Die tote Stadt è un’opera costruita sul tema del “doppio”. La vicenda del vedovo inconsolabile Paul, che vive in una casa-mausoleo disseminata di reliquie della moglie morta, e tenta di far rivivere la consorte ricorrendo a una sosia tanto disinibita quanto la cara estinta era santificabile, non è solo la storia di una patologica elaborazione del lutto: è un caso di sdoppiamento come non se ne erano mai visti nel teatro lirico.

Se da un lato troviamo l’identificazione tra il protagonista e una Bruges (la «città morta» del titolo) tormentosa e spettrale, dall’altro si assiste al duello a distanza che la sosia Marietta, ferita nell’orgoglio femminile vedendosi degradata a mero clone, ingaggia con la morta per strappare Paul al culto necrofilo: una danza macabra di traslazioni e immedesimazioni che Korngold, in quegli anni freudiani (la “prima” risale al 1920), orchestrò con sapiente miscela di erotismo e misticismo, in un connubio stilistico di turbamenti decadenti e violenza espressionista che conferma, una volta di più, l’anima divisa in due dell’opera e dei suoi personaggi.

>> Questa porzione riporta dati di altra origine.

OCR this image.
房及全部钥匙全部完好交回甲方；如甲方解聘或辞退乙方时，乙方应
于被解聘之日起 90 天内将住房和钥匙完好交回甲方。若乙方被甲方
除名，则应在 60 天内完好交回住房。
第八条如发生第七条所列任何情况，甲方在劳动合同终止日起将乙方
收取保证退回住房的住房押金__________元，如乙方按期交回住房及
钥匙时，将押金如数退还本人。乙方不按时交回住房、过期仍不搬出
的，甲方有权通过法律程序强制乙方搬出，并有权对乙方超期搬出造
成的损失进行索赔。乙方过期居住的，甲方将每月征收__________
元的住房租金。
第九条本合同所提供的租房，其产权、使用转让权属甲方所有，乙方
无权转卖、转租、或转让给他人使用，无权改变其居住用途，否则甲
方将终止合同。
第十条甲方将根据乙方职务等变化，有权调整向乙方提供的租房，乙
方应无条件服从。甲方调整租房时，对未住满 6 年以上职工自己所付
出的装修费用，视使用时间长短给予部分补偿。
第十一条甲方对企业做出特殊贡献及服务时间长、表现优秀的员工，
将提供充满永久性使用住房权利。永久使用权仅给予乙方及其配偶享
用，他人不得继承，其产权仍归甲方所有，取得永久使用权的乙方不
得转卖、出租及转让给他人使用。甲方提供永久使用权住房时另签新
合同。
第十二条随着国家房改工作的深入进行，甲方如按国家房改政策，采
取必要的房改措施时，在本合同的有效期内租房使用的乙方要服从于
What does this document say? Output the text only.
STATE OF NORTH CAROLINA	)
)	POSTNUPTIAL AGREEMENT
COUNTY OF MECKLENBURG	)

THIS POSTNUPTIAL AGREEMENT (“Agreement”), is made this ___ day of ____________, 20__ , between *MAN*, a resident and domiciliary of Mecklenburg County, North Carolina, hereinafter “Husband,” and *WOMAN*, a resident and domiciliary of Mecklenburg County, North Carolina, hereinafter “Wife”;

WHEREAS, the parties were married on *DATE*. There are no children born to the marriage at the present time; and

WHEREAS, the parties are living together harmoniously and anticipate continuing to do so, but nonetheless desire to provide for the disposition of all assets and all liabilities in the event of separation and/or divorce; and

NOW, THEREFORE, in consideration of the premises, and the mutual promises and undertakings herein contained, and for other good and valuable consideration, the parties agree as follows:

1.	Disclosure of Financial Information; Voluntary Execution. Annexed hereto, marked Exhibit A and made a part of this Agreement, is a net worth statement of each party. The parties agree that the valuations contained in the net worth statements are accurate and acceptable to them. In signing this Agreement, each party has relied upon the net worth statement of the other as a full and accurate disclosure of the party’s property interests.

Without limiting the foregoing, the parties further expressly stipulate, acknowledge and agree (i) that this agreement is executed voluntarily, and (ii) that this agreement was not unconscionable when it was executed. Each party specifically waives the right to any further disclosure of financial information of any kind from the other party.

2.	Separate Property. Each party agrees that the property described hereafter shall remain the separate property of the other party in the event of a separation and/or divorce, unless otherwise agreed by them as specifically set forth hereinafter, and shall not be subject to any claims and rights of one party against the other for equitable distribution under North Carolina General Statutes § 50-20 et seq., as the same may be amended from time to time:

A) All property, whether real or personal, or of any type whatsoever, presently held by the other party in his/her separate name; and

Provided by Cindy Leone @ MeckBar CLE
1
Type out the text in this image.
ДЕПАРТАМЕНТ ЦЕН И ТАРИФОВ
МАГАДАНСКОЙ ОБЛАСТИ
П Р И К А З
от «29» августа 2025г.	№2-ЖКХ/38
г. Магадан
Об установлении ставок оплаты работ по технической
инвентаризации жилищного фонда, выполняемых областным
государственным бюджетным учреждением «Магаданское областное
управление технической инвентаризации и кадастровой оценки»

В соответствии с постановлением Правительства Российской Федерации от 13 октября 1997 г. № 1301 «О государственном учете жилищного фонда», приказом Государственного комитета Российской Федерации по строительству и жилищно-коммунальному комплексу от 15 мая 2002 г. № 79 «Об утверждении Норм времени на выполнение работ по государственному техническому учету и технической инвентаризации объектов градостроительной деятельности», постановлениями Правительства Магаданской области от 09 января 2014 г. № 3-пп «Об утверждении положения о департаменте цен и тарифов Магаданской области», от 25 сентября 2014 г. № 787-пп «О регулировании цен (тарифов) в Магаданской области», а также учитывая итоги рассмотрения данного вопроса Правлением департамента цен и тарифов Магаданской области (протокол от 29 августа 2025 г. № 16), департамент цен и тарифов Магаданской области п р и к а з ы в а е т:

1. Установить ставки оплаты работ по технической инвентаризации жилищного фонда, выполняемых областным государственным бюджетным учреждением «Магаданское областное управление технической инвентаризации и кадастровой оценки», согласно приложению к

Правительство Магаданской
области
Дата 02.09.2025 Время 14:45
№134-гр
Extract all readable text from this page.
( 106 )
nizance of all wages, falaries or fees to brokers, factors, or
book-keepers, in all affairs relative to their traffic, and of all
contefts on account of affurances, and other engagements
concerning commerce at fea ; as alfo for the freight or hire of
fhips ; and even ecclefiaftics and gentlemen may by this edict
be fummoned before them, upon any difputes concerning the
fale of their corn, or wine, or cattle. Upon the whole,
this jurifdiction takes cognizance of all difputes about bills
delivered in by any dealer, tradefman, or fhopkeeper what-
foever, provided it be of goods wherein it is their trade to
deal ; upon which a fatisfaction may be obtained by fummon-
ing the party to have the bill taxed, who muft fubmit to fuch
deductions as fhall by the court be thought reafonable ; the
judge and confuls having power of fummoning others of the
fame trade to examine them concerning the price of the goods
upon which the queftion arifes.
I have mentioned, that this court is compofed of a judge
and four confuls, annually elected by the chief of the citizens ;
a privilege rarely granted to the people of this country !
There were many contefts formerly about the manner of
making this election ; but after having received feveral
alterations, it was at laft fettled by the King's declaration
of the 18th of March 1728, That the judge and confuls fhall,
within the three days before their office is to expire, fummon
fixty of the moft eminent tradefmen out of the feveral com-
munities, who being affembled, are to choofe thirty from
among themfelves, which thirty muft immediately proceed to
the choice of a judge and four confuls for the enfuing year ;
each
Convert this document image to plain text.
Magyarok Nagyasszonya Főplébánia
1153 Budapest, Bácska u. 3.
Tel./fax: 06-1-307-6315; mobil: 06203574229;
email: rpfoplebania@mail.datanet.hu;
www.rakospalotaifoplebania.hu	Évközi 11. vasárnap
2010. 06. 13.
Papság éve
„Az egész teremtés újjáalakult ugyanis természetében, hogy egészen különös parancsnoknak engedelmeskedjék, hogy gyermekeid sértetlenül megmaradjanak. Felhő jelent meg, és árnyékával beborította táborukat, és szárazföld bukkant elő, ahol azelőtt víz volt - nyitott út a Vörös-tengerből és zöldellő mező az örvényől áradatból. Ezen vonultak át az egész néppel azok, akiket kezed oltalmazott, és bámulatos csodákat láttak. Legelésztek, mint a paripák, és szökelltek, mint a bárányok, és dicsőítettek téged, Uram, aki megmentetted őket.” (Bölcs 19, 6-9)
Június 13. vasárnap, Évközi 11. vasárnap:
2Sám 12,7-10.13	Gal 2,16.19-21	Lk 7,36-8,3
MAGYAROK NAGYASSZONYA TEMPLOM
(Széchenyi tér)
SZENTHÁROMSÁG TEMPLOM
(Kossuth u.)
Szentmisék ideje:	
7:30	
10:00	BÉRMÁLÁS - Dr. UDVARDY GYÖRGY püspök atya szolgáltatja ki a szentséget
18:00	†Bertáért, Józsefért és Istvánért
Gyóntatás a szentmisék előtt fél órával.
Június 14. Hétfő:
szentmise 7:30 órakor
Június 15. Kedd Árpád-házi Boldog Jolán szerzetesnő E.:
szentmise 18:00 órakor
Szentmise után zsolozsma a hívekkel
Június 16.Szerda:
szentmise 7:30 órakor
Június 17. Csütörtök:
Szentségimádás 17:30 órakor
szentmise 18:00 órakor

Un momento dello spettacolo © Werner Kmetitsch

Questo spettacolo dato a Graz, tuttavia, moltiplica i punti di vista, triplicando e quadruplicando il tema del “doppio” in un gioco di specchi più arzigogolato della sostanziale linearità con cui Korngold (e il romanzo di Rodenbach alla radice del libretto) sciorina il caso clinico di Paul.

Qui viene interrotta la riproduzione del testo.